In the ‘realm of climate hazards’, climate drivers and interactions within the Earth’s system influence the occurrence, intensity, and spatial distribution of climate hazard occurrences, suggesting a certain degree of uncertainty. Feedback mechanisms within the Earth’s systems can amplify the impacts of climate hazards, leading to cascading effects and tipping points. For instance, deforestation can exacerbate drought conditions by reducing evapotranspiration rates. With the continued global warming and observed and projected changes in the global climate, unexpected or extreme weather patterns are more likely to occur, exacerbating these impacts [3]. For example, the intensification of precipitation will likely increase the risk of flooding in specific locations. Aside from the natural variability, uncertainty linked to greenhouse gas emissions is an aspect to consider, and as recent evidence suggests, climate models may struggle to explain temperature changes [4].

Probable impossibilities are to be preferred
to improbable possibilities


On the other side, looking at the ‘realm of humans’, the diversified human nature is the result of a complex interrelationship between culture, experience, genetics, and individuality.

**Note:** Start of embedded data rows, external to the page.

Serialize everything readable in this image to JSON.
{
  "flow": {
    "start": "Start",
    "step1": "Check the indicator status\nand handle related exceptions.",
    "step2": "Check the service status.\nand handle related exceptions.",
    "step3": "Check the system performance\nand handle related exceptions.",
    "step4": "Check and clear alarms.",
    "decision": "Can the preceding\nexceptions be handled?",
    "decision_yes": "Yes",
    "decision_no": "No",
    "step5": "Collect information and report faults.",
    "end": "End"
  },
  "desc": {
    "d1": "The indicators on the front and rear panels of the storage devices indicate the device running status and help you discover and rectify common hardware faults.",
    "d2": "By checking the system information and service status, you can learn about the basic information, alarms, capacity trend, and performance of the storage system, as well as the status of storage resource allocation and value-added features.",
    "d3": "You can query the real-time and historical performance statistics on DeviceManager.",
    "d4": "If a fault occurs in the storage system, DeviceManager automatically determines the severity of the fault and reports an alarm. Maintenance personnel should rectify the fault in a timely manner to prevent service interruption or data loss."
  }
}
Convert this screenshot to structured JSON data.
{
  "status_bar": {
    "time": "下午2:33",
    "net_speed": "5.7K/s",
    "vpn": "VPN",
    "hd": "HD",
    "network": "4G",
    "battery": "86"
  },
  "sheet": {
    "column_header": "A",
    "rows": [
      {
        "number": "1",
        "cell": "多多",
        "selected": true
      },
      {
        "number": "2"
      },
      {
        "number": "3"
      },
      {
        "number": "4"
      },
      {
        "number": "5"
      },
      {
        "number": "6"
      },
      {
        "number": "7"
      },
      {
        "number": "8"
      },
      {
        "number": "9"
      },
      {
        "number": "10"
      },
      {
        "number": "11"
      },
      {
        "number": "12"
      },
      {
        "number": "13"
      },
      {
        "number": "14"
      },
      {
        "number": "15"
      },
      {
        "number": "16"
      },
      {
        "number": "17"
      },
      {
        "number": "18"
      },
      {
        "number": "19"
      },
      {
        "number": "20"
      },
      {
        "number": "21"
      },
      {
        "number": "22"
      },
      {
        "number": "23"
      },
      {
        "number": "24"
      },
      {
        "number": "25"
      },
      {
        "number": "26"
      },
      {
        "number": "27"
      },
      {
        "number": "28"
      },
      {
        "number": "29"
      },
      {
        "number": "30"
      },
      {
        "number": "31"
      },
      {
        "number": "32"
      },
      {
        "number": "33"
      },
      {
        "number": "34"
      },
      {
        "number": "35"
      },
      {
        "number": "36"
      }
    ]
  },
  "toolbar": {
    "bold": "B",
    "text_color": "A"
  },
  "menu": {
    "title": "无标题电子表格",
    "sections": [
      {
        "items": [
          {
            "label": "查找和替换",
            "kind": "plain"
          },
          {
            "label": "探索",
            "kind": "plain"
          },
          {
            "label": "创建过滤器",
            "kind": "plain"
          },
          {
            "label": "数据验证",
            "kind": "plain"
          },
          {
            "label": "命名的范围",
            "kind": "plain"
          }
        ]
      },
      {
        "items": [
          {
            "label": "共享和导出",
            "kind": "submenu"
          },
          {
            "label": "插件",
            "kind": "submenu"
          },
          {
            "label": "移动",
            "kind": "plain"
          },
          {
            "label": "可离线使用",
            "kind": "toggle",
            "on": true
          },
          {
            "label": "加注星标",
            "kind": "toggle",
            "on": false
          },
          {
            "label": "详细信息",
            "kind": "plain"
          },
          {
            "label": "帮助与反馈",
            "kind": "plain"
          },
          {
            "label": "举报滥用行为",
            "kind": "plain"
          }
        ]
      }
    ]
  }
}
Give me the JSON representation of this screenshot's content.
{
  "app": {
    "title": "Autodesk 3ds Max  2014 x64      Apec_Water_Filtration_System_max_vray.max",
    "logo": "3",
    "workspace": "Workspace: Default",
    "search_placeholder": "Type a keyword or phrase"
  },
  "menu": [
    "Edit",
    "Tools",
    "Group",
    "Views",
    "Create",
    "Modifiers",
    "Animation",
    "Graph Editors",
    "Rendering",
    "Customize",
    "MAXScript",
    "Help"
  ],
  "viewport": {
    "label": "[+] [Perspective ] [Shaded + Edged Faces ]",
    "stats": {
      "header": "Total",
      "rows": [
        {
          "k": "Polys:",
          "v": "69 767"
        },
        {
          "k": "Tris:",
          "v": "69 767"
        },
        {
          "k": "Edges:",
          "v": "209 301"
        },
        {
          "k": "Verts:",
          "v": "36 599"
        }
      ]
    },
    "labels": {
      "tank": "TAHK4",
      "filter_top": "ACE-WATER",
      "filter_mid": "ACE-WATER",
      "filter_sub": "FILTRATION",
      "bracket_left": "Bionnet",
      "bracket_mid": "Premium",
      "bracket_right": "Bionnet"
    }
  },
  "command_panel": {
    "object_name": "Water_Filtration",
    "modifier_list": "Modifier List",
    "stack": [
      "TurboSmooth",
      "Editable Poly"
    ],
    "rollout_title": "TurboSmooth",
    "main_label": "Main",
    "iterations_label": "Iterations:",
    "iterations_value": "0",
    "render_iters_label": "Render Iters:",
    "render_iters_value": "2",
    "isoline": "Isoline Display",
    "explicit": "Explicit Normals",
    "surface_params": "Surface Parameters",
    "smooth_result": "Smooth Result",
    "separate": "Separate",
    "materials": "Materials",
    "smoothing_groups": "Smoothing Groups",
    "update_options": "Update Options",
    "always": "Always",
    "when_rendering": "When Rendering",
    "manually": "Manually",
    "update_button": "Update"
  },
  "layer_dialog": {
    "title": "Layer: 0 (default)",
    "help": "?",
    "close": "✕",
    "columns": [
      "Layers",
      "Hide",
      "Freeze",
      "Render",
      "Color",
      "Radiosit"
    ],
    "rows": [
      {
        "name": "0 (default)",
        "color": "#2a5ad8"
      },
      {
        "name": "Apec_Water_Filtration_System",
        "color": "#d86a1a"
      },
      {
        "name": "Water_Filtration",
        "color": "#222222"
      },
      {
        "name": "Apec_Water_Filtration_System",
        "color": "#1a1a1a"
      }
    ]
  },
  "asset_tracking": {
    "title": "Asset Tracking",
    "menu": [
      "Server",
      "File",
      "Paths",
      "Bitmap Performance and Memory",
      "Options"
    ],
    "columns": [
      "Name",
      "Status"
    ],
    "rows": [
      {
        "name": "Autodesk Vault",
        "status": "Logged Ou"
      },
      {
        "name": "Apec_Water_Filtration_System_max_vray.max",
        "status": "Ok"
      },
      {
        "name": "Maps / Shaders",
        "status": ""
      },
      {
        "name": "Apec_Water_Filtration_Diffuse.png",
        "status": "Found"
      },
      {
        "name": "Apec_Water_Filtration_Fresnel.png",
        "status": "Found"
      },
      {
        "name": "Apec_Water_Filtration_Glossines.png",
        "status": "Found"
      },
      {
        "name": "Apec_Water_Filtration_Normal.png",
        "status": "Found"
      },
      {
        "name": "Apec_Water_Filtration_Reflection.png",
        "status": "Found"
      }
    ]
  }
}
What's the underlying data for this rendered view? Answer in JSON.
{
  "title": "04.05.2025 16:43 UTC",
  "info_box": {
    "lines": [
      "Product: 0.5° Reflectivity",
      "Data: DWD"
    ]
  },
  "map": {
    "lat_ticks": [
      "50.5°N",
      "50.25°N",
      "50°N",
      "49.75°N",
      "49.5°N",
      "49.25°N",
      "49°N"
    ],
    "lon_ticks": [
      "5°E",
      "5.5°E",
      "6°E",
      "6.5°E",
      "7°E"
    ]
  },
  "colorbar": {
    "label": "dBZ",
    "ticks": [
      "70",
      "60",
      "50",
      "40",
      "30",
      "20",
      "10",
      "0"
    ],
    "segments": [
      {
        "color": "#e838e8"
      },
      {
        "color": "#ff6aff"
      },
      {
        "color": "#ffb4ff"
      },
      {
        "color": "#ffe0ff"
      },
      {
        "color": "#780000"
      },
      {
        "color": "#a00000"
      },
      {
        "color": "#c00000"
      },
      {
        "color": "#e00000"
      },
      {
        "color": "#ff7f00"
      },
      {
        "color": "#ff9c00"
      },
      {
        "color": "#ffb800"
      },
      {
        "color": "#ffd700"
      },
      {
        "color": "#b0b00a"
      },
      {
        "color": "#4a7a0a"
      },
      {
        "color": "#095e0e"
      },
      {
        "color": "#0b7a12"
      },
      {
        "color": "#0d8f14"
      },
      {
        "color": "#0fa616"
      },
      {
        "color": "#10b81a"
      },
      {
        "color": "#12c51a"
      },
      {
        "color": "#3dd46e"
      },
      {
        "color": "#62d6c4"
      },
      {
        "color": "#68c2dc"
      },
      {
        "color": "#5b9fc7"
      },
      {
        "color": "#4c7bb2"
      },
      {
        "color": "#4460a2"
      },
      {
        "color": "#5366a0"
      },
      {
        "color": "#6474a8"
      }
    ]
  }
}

Societies include a vibrant mosaic of beliefs, values, perspectives, and personalities shaped by unique life journeys and complex neural networks. Understanding people’s views and perceptions is essential in developing initiatives to reduce climate hazard-related risks. Also, looking around the world, human development tends to be influenced by a complex interplay of factors spanning economic, environmental, cultural, and institutional domains, with disparities often exacerbating social vulnerability to climate extremes [5, 6]. Understanding these multifaceted dynamics is necessary for addressing inequalities and promoting inclusive climate risk mitigation strategies in the right context.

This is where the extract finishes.